1.ベートーヴェン/歌劇「フィデリオ」序曲Op72b
2.    〃   /序曲「レオノーレ」第3番Op72a
3.    〃   /「コリオラン」序曲Op62
4.    〃   /「エグモント」序曲Op84
5.ベートーヴェン/交響曲第5番ハ短調Op67「運命」
      (第1楽章リピート:ワインガルトナー版)

  アーノルド・カッツ指揮
   ノヴォシビルスク・フィルハーモニー交響楽団(1〜4)
  アテクサンドル・ドミトリエフ指揮
   サンクトペテルブルク・フィルハーモニー交響楽団(5)
  録音 1987/88年

 ソビエト連邦時代の録音です。ノヴォシビルスクと当時のレニングラード・フィルの演奏です。

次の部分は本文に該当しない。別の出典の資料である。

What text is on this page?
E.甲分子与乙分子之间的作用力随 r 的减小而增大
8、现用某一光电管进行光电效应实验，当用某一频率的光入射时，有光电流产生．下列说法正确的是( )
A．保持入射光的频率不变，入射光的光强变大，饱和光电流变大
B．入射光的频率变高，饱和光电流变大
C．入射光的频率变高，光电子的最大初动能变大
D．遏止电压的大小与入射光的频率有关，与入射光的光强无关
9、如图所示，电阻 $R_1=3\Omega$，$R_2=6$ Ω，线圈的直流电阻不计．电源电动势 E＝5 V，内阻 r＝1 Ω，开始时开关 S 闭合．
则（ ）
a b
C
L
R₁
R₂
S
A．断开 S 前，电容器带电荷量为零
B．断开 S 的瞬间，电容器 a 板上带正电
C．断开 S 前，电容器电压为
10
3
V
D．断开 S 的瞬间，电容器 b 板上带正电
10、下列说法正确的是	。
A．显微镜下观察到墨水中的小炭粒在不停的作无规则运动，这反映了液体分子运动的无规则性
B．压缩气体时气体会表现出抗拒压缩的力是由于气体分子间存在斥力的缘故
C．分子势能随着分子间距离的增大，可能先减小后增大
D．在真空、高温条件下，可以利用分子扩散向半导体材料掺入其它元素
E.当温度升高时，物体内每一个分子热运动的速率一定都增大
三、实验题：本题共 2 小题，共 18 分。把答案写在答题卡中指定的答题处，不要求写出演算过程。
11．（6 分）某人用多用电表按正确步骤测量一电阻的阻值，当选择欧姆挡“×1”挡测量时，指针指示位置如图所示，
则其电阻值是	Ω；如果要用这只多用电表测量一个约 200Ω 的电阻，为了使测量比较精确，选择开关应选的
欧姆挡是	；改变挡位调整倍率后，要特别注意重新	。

 アーノルド・カッツの序曲集はいずれも丁寧に指揮したもので、レオーノーレ序曲やコリオランは十分楽しめます。
 ドミトリエフの「運命」はムラヴィンスキーを思わせるテンポの速さと気迫が感じられる凄い演奏です。第1楽章の演奏時間6分53秒は速いです。ホルンのファンファーレは力強いです。展開部も勢いがあり爆演に近いです。再現部のファゴットのファンファーレはホルンが吹いています。コーダへの熱い演奏はロシア的といっても良いかもしれません。第2楽章はやや速めのアンダンテです。木管楽器の響きは大変きれいです。トランペットは強烈です。第3楽章はホルンの主題がいかにもロシア的でテヌートで強奏しています。またそのあともホルンのsfが強烈に響きます。フーガの演奏は弦楽の厚みが素晴らしいです。速いテンポの演奏はさすがにレニングラードはうまいです。
 フィナーレは重厚な響きですがここでもトランペットの強奏が目立ちます。またホルンと木管の主題はホルンが強烈に響きます。展開部はかなりの爆演でロシア的な響きになっています。再現部は熱い演奏が続きます。コーダではホルンの主題のあとにピッコロがよく響きます。プレストへのアッチェルランドが絶妙です。終結の圧倒的な演奏は素晴らしいです。